Epstein-Barr virus, frequently referred to as EBV, is a member of the herpes virus family and one of the most common human viruses. The virus is present worldwide and most people become infected with EBV sometime during their lives. In general terms, as many as 95% of adults between 35 and 40 years of age have been infected. Infectious mononucleosis is the most common disease caused by EBV, leading to fever, cervical adenopathies, splenomegaly and pharyngitis. Some cases can be caused by cytomegalovirus, Toxoplasma gondii, adenovirus, etc. EBV is also in the origin of proliferative syndromes in immunosuppressed patients, as well as EBV infection is associated with Burkitt´s lymphoma and nasopharyngeal carcinoma.
Clinical features: Infants become susceptible to EBV as soon as maternal antibody protection –present at birth- disappears. Many children become infected with EBV, and these infections may cause no symptoms or be indistinguishable from other mild illnesses of childhood. In developed countries many people are not infected with EBV in their childhood years. When this infection occurs during adolescence or young adulthood, it causes infectious mononucleosis 35% to 50% of the time.
Symptoms of infectious mononucleosis are fever, sore throat and swollen lymph glands. Heart problems and involvement of the central nervous system only occurs rarely. Infectious mononucleosis is almost never fatal.

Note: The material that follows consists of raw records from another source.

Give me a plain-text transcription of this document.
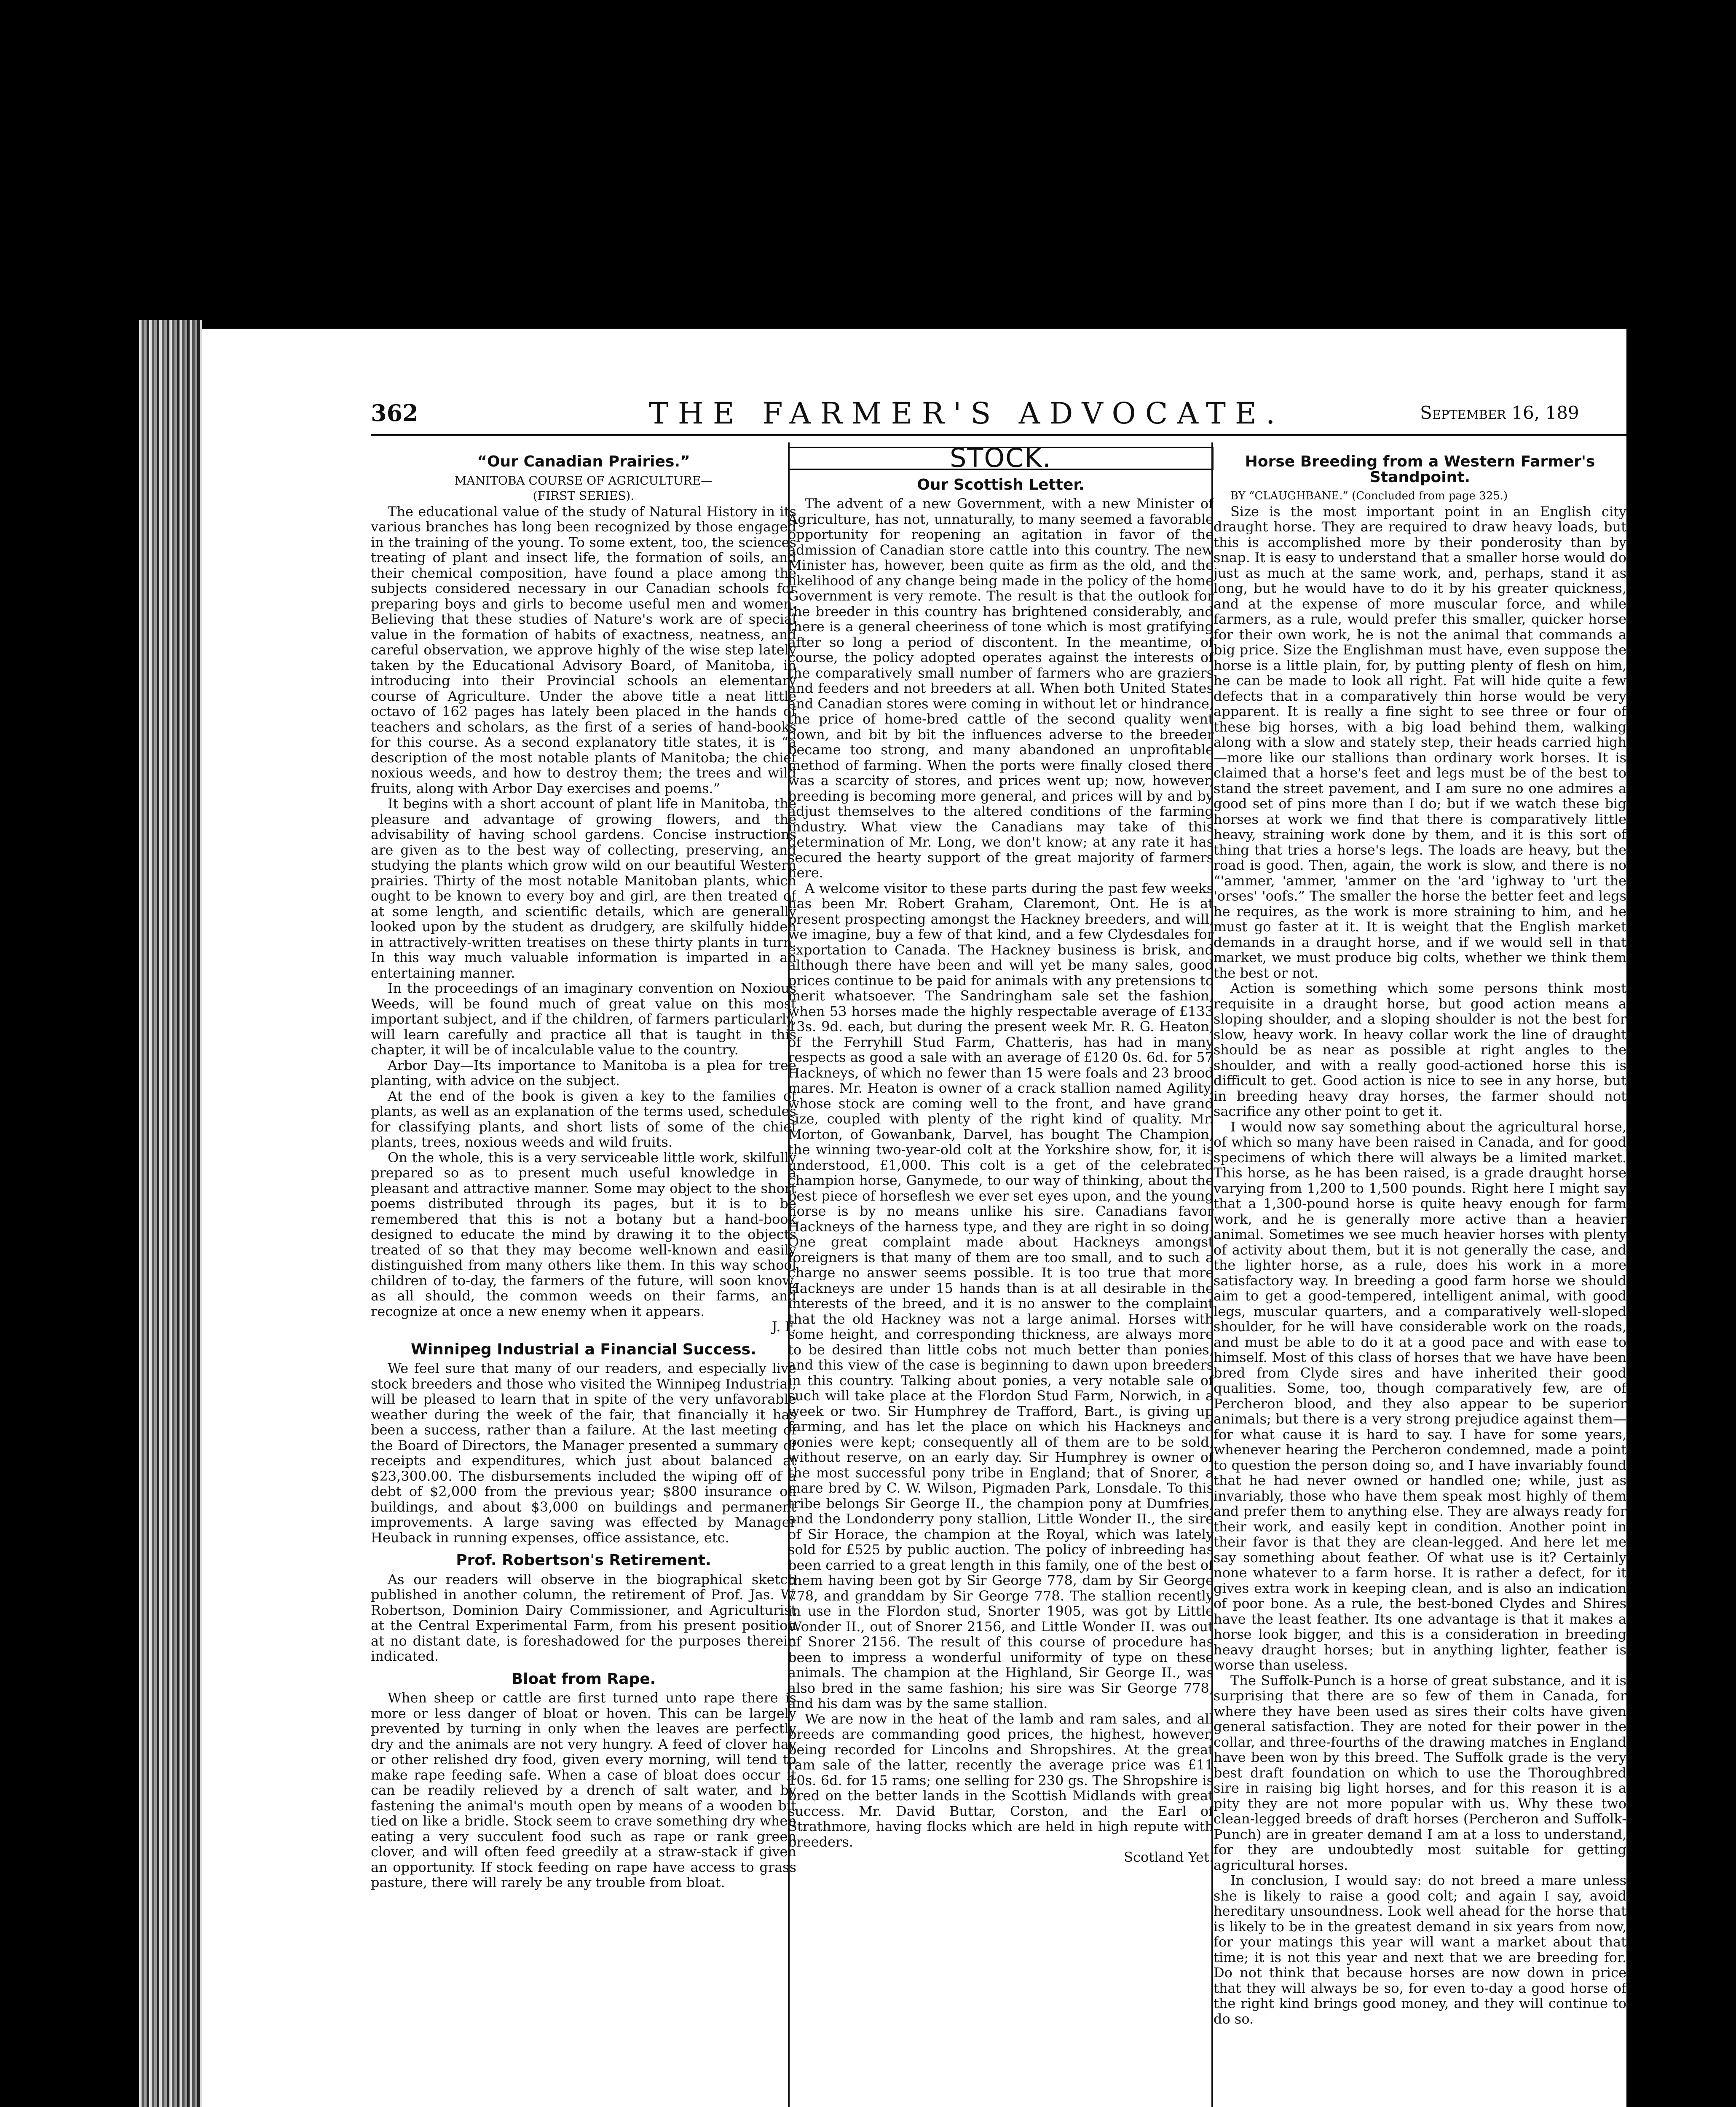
362	THE FARMER'S ADVOCATE.	September 16, 189

“Our Canadian Prairies.”

MANITOBA COURSE OF AGRICULTURE—

(FIRST SERIES).

The educational value of the study of Natural History in its various branches has long been recognized by those engaged in the training of the young. To some extent, too, the sciences treating of plant and insect life, the formation of soils, and their chemical composition, have found a place among the subjects considered necessary in our Canadian schools for preparing boys and girls to become useful men and women. Believing that these studies of Nature's work are of special value in the formation of habits of exactness, neatness, and careful observation, we approve highly of the wise step lately taken by the Educational Advisory Board, of Manitoba, in introducing into their Provincial schools an elementary course of Agriculture. Under the above title a neat little octavo of 162 pages has lately been placed in the hands of teachers and scholars, as the first of a series of hand-books for this course. As a second explanatory title states, it is “a description of the most notable plants of Manitoba; the chief noxious weeds, and how to destroy them; the trees and wild fruits, along with Arbor Day exercises and poems.”

It begins with a short account of plant life in Manitoba, the pleasure and advantage of growing flowers, and the advisability of having school gardens. Concise instructions are given as to the best way of collecting, preserving, and studying the plants which grow wild on our beautiful Western prairies. Thirty of the most notable Manitoban plants, which ought to be known to every boy and girl, are then treated of at some length, and scientific details, which are generally looked upon by the student as drudgery, are skilfully hidden in attractively-written treatises on these thirty plants in turn. In this way much valuable information is imparted in an entertaining manner.

In the proceedings of an imaginary convention on Noxious Weeds, will be found much of great value on this most important subject, and if the children, of farmers particularly, will learn carefully and practice all that is taught in this chapter, it will be of incalculable value to the country.

Arbor Day—Its importance to Manitoba is a plea for tree planting, with advice on the subject.

At the end of the book is given a key to the families of plants, as well as an explanation of the terms used, schedules for classifying plants, and short lists of some of the chief plants, trees, noxious weeds and wild fruits.

On the whole, this is a very serviceable little work, skilfully prepared so as to present much useful knowledge in a pleasant and attractive manner. Some may object to the short poems distributed through its pages, but it is to be remembered that this is not a botany but a hand-book designed to educate the mind by drawing it to the objects treated of so that they may become well-known and easily distinguished from many others like them. In this way school children of to-day, the farmers of the future, will soon know, as all should, the common weeds on their farms, and recognize at once a new enemy when it appears.

J. F.

Winnipeg Industrial a Financial Success.

We feel sure that many of our readers, and especially live stock breeders and those who visited the Winnipeg Industrial, will be pleased to learn that in spite of the very unfavorable weather during the week of the fair, that financially it has been a success, rather than a failure. At the last meeting of the Board of Directors, the Manager presented a summary of receipts and expenditures, which just about balanced at $23,300.00. The disbursements included the wiping off of a debt of $2,000 from the previous year; $800 insurance on buildings, and about $3,000 on buildings and permanent improvements. A large saving was effected by Manager Heuback in running expenses, office assistance, etc.

Prof. Robertson's Retirement.

As our readers will observe in the biographical sketch published in another column, the retirement of Prof. Jas. W. Robertson, Dominion Dairy Commissioner, and Agriculturist at the Central Experimental Farm, from his present position at no distant date, is foreshadowed for the purposes therein indicated.

Bloat from Rape.

When sheep or cattle are first turned unto rape there is more or less danger of bloat or hoven. This can be largely prevented by turning in only when the leaves are perfectly dry and the animals are not very hungry. A feed of clover hay or other relished dry food, given every morning, will tend to make rape feeding safe. When a case of bloat does occur it can be readily relieved by a drench of salt water, and by fastening the animal's mouth open by means of a wooden bit tied on like a bridle. Stock seem to crave something dry when eating a very succulent food such as rape or rank green clover, and will often feed greedily at a straw-stack if given an opportunity. If stock feeding on rape have access to grass pasture, there will rarely be any trouble from bloat.

STOCK.

Our Scottish Letter.

The advent of a new Government, with a new Minister of Agriculture, has not, unnaturally, to many seemed a favorable opportunity for reopening an agitation in favor of the admission of Canadian store cattle into this country. The new Minister has, however, been quite as firm as the old, and the likelihood of any change being made in the policy of the home Government is very remote. The result is that the outlook for the breeder in this country has brightened considerably, and there is a general cheeriness of tone which is most gratifying after so long a period of discontent. In the meantime, of course, the policy adopted operates against the interests of the comparatively small number of farmers who are graziers and feeders and not breeders at all. When both United States and Canadian stores were coming in without let or hindrance, the price of home-bred cattle of the second quality went down, and bit by bit the influences adverse to the breeder became too strong, and many abandoned an unprofitable method of farming. When the ports were finally closed there was a scarcity of stores, and prices went up; now, however, breeding is becoming more general, and prices will by and by adjust themselves to the altered conditions of the farming industry. What view the Canadians may take of this determination of Mr. Long, we don't know; at any rate it has secured the hearty support of the great majority of farmers here.

A welcome visitor to these parts during the past few weeks has been Mr. Robert Graham, Claremont, Ont. He is at present prospecting amongst the Hackney breeders, and will, we imagine, buy a few of that kind, and a few Clydesdales for exportation to Canada. The Hackney business is brisk, and although there have been and will yet be many sales, good prices continue to be paid for animals with any pretensions to merit whatsoever. The Sandringham sale set the fashion, when 53 horses made the highly respectable average of £133 13s. 9d. each, but during the present week Mr. R. G. Heaton, of the Ferryhill Stud Farm, Chatteris, has had in many respects as good a sale with an average of £120 0s. 6d. for 57 Hackneys, of which no fewer than 15 were foals and 23 brood mares. Mr. Heaton is owner of a crack stallion named Agility, whose stock are coming well to the front, and have grand size, coupled with plenty of the right kind of quality. Mr. Morton, of Gowanbank, Darvel, has bought The Champion, the winning two-year-old colt at the Yorkshire show, for, it is understood, £1,000. This colt is a get of the celebrated champion horse, Ganymede, to our way of thinking, about the best piece of horseflesh we ever set eyes upon, and the young horse is by no means unlike his sire. Canadians favor Hackneys of the harness type, and they are right in so doing. One great complaint made about Hackneys amongst foreigners is that many of them are too small, and to such a charge no answer seems possible. It is too true that more Hackneys are under 15 hands than is at all desirable in the interests of the breed, and it is no answer to the complaint that the old Hackney was not a large animal. Horses with some height, and corresponding thickness, are always more to be desired than little cobs not much better than ponies, and this view of the case is beginning to dawn upon breeders in this country. Talking about ponies, a very notable sale of such will take place at the Flordon Stud Farm, Norwich, in a week or two. Sir Humphrey de Trafford, Bart., is giving up farming, and has let the place on which his Hackneys and ponies were kept; consequently all of them are to be sold, without reserve, on an early day. Sir Humphrey is owner of the most successful pony tribe in England; that of Snorer, a mare bred by C. W. Wilson, Pigmaden Park, Lonsdale. To this tribe belongs Sir George II., the champion pony at Dumfries, and the Londonderry pony stallion, Little Wonder II., the sire of Sir Horace, the champion at the Royal, which was lately sold for £525 by public auction. The policy of inbreeding has been carried to a great length in this family, one of the best of them having been got by Sir George 778, dam by Sir George 778, and granddam by Sir George 778. The stallion recently in use in the Flordon stud, Snorter 1905, was got by Little Wonder II., out of Snorer 2156, and Little Wonder II. was out of Snorer 2156. The result of this course of procedure has been to impress a wonderful uniformity of type on these animals. The champion at the Highland, Sir George II., was also bred in the same fashion; his sire was Sir George 778, and his dam was by the same stallion.

We are now in the heat of the lamb and ram sales, and all breeds are commanding good prices, the highest, however, being recorded for Lincolns and Shropshires. At the great ram sale of the latter, recently the average price was £11 10s. 6d. for 15 rams; one selling for 230 gs. The Shropshire is bred on the better lands in the Scottish Midlands with great success. Mr. David Buttar, Corston, and the Earl of Strathmore, having flocks which are held in high repute with breeders.

Scotland Yet.

Horse Breeding from a Western Farmer's Standpoint.

BY “CLAUGHBANE.” (Concluded from page 325.)

Size is the most important point in an English city draught horse. They are required to draw heavy loads, but this is accomplished more by their ponderosity than by snap. It is easy to understand that a smaller horse would do just as much at the same work, and, perhaps, stand it as long, but he would have to do it by his greater quickness, and at the expense of more muscular force, and while farmers, as a rule, would prefer this smaller, quicker horse for their own work, he is not the animal that commands a big price. Size the Englishman must have, even suppose the horse is a little plain, for, by putting plenty of flesh on him, he can be made to look all right. Fat will hide quite a few defects that in a comparatively thin horse would be very apparent. It is really a fine sight to see three or four of these big horses, with a big load behind them, walking along with a slow and stately step, their heads carried high—more like our stallions than ordinary work horses. It is claimed that a horse's feet and legs must be of the best to stand the street pavement, and I am sure no one admires a good set of pins more than I do; but if we watch these big horses at work we find that there is comparatively little heavy, straining work done by them, and it is this sort of thing that tries a horse's legs. The loads are heavy, but the road is good. Then, again, the work is slow, and there is no “'ammer, 'ammer, 'ammer on the 'ard 'ighway to 'urt the 'orses' 'oofs.” The smaller the horse the better feet and legs he requires, as the work is more straining to him, and he must go faster at it. It is weight that the English market demands in a draught horse, and if we would sell in that market, we must produce big colts, whether we think them the best or not.

Action is something which some persons think most requisite in a draught horse, but good action means a sloping shoulder, and a sloping shoulder is not the best for slow, heavy work. In heavy collar work the line of draught should be as near as possible at right angles to the shoulder, and with a really good-actioned horse this is difficult to get. Good action is nice to see in any horse, but in breeding heavy dray horses, the farmer should not sacrifice any other point to get it.

I would now say something about the agricultural horse, of which so many have been raised in Canada, and for good specimens of which there will always be a limited market. This horse, as he has been raised, is a grade draught horse varying from 1,200 to 1,500 pounds. Right here I might say that a 1,300-pound horse is quite heavy enough for farm work, and he is generally more active than a heavier animal. Sometimes we see much heavier horses with plenty of activity about them, but it is not generally the case, and the lighter horse, as a rule, does his work in a more satisfactory way. In breeding a good farm horse we should aim to get a good-tempered, intelligent animal, with good legs, muscular quarters, and a comparatively well-sloped shoulder, for he will have considerable work on the roads, and must be able to do it at a good pace and with ease to himself. Most of this class of horses that we have have been bred from Clyde sires and have inherited their good qualities. Some, too, though comparatively few, are of Percheron blood, and they also appear to be superior animals; but there is a very strong prejudice against them—for what cause it is hard to say. I have for some years, whenever hearing the Percheron condemned, made a point to question the person doing so, and I have invariably found that he had never owned or handled one; while, just as invariably, those who have them speak most highly of them and prefer them to anything else. They are always ready for their work, and easily kept in condition. Another point in their favor is that they are clean-legged. And here let me say something about feather. Of what use is it? Certainly none whatever to a farm horse. It is rather a defect, for it gives extra work in keeping clean, and is also an indication of poor bone. As a rule, the best-boned Clydes and Shires have the least feather. Its one advantage is that it makes a horse look bigger, and this is a consideration in breeding heavy draught horses; but in anything lighter, feather is worse than useless.

The Suffolk-Punch is a horse of great substance, and it is surprising that there are so few of them in Canada, for where they have been used as sires their colts have given general satisfaction. They are noted for their power in the collar, and three-fourths of the drawing matches in England have been won by this breed. The Suffolk grade is the very best draft foundation on which to use the Thoroughbred sire in raising big light horses, and for this reason it is a pity they are not more popular with us. Why these two clean-legged breeds of draft horses (Percheron and Suffolk-Punch) are in greater demand I am at a loss to understand, for they are undoubtedly most suitable for getting agricultural horses.

In conclusion, I would say: do not breed a mare unless she is likely to raise a good colt; and again I say, avoid hereditary unsoundness. Look well ahead for the horse that is likely to be in the greatest demand in six years from now, for your matings this year will want a market about that time; it is not this year and next that we are breeding for. Do not think that because horses are now down in price that they will always be so, for even to-day a good horse of the right kind brings good money, and they will continue to do so.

Although the symptoms of infectious mononucleosis usually resolve in 1 or 2 months, EBV remains latent in a few cells in the throat and blood for the rest of the person’s life. Periodically, the virus can reactivate and is commonly found in the saliva of infected people. This reactivation usually occurs without symptoms of illness.
Diagnosis: the clinical diagnosis of infectious mononucleosis is done on the basis of the symptoms of fever, sore throat, swollen lymph glands, all lasting for 1 to 4 weeks, and the age of the patient. Usually, laboratory tests are needed for confirmation.
Antibodies to several antigen complexes may be measured for detection of Epstein-Bar virus. These antigens are the viral capsid antigen (VCA), the early antigen (EA) and the EBV nuclear antigen (EBNA). EBV diagnosis is usually carried out by three classic methods: ELISA, IFA or PCR. Different antigen titers for different antigen complexes (VCA, EA or EBNA) can help differentiate acute infection from past infection with EBV. The presence of IgM antibodies to VCA and absence of antibodies to EBNA, are indicative of primary EBV infection. An increase or high IgG antibody titers to VCA, and a lack of antibody response to EBNA after at least 4 weeks of illness, strongly suggest primary infection also. In addition, 80% of patients with active EBV infection produce antibodies to EA. The presence of antibodies to both VCA and EBNA is indicative of past infection (infections occurred 4-6 months, or even years, earlier). Since 95% of adults have been infected with EBV at some point, most adults will show antibodies to EBV, from earlier infections. High or elevated antibody levels may be present for years and are not necessarily an indicator of recent infection.
Treatment: There is no specific treatment for infectious mononucleosis other than treating the symptoms. No antiviral drugs or vaccines are available. A treatment based on steroids can be considered for those patients with severe symptoms.